Der Clou der Tour: Sie führt nur durch Gärten, die von der Straße aus nicht einzusehen sind. Der Erlös der ersten Veranstaltung 1929 betrug 1050 Dollar. Die Einnahmen, die seither zusammengekommen sind, stiftet der Verein für gute Zwecke: für die Begrünung von Flächen in ganz Boston.

Schatzmeister verschwand mit der Kasse

Gegenwärtig sind 60 Frauen in dem Club. Männer sind zwar erlaubt, allerdings haben die Damen mit dem bisher einzigen Kerl in ihren Reihen schlechte Erfahrungen gemacht. "Der war Schatzmeister und ist mit der Kasse durchgebrannt", berichtet Isabelle Storey.

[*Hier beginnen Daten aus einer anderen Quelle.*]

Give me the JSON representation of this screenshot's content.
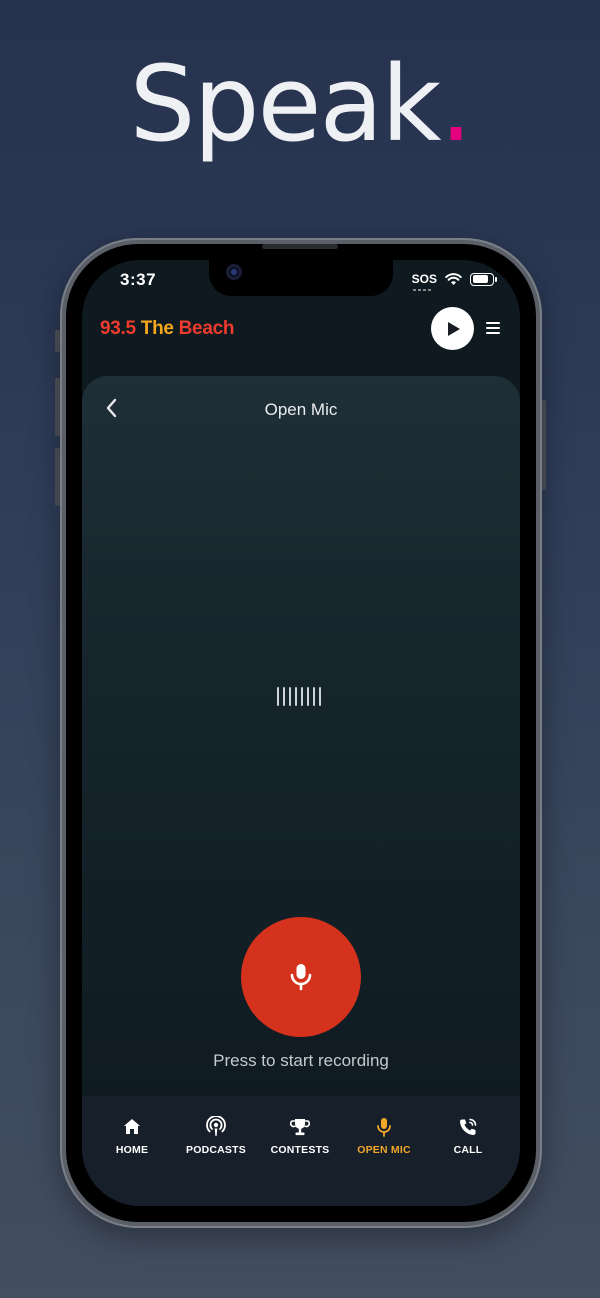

In Vereinsschürze und roten Hut schildert die geborene Schweizerin, wie man in ihren Club aufgenommen werden kann: Wer ein Haus auf Beacon Hill besitzt, es seit mindestens zwei Jahren bewohnt und über einen begrünten Innenhof verfügt, der darf darauf hoffen, dass er von einem Mitglied zur Aufnahme vorgeschlagen wird.

Dass die Gartenarbeit mit den eigenen Händen vollbracht wird, versteht sich von selbst. Viele amerikanische Hausbesitzer engagieren Hilfskräfte mit Benzinmähern und Laubbläsern – diese "Mow-and-Blow"-Trupps sind auf dem Hill verpönt.

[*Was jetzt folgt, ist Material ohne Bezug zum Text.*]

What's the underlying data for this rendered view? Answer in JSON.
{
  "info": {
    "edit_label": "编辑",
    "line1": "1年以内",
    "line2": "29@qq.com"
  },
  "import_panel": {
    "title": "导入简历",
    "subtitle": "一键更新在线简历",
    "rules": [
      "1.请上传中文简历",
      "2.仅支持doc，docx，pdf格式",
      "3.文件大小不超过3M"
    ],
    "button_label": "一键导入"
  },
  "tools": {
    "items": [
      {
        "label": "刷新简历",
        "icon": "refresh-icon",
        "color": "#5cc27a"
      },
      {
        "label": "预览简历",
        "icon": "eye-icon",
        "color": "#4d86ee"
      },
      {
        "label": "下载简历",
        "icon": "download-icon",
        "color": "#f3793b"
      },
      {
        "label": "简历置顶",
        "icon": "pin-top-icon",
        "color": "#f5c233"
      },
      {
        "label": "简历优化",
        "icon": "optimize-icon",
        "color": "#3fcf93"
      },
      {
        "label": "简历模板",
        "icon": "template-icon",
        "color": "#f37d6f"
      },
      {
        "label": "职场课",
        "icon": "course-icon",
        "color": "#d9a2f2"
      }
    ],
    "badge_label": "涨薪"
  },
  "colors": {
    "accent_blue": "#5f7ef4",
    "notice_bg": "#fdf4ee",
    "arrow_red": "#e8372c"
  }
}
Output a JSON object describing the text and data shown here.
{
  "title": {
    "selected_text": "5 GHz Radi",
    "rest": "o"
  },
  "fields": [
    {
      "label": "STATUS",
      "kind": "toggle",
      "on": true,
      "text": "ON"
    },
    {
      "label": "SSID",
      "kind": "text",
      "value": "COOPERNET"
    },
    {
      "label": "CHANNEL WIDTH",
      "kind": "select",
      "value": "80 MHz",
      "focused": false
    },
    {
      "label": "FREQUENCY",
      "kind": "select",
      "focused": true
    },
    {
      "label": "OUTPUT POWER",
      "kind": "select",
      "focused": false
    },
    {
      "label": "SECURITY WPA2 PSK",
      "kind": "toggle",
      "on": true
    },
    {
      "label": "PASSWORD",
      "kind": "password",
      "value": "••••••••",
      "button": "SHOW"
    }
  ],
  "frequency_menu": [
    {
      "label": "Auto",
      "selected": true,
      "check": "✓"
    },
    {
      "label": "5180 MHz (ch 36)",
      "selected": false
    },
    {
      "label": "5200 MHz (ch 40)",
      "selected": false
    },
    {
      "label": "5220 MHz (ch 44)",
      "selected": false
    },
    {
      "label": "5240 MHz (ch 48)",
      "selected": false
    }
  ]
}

Und erst wenn das Aufnahmekomitee den Garten der Kandidatin nach sorgfältiger Prüfung abgenommen hat, kann die Mitgliedschaft ausgesprochen werden, zunächst befristet auf zwei Jahre. Zu den neuen Pflichten gehört es dann, alle drei, vier Jahre fremde Horden ins eigene Reich zu lassen.

Etliche Besucherinnen haben sich jetzt am Dienstboteneingang von Chestnut Street Nr. 64 eingefunden. Während Hausherr Coolidge – ein Nachfahre von Calvin Coolidge, dem 30sten Präsidenten der Vereinigten Staaten – die Tickets kontrolliert, zeigt Gattin Nancy den ehrfürchtigen Besuchern den Garten.

"Ein wunderbarer Tag mit sehr disziplinierten Leuten", sagt Nancy Coolidge "Das geht hier nicht zu wie bei einem Fußballspiel." In ihrem Hof plätschert Wasser in ein Steinbecken, in den Beeten weiße Azaleen, Stechpalmen, Buchsbäume und ziemlich viel Efeu – gewiss: ein hübscher Ort. In punkto Farbenpracht, Vielfalt und Akkuratesse würde er in einer Berliner Kleingartenkolonie allerdings nicht weiter auffallen.

Den meisten Besuchern ist das allerdings egal. Sie wollen in Wahrheit gar nicht an Blüten schnuppern – sondern am Dasein der Reichen. "Wir möchten sehen, wie die anderen leben", gesteht Diane Klaiber, die mit ihren Schwimmfreundinnen aus der Stadt Sandwich auf Cape Cod gekommen ist.

Delfter Kacheln in der Küche

Dem Verlangen der Mittelschichtdamen wird mit gebotener Dezenz Rechnung getragen. In der West Chedar Street Nr. 30 haben die Bewohner, ein gefeiertes Publizistenpaar, die Tür vom Salon zur Terrasse aufstehen lassen – auf dass sich die Leute an Tafelsilber und Kristallglas satt sehen. "So können die sich ausmalen, wie eine Dinnerparty auf Beacon Hill aussieht", sagt die schriftstellernde Hausherrin.

In der Schlange vor Louisburg Square Nr. 20 wird unterdes die Vorfreude immer größer – die Leute wissen, dass sie durchs Souterrain laufen dürfen, um in den Hof zu gelangen. Aber nur auf ausgerollten Plastikbahnen, damit sie das Kiefernparkett nicht zerkratzen.

Im Haus bleiben den Gaffern nur wenige Sekunden: Im Zimmer weiße Ledersofas und ein Vitrinenschrank voller Porzellan; in der Küche Delfter Kacheln. Die Obstbäume und Vögel sind von Hand an die Wände gemalt, nimmt Diane Klaiber mit Genugtuung zur Kenntnis: "Deshalb sind wir hier!" Inzwischen ist es kurz vor fünf am Abend, ein anstrengender Tag für die Bewohner von Beacon Hill neigt sich dem Ende zu. Ein versprengtes Ehepaar aus Heidelberg, das gar keine Tickets hat, wird noch schnell durchgeschleust, dann aber ist es auch gut. "Sie wissen ja, wie Sie nach draußen kommen", sagt eine Freundin des Hauses und zeigt zur Gartenpforte.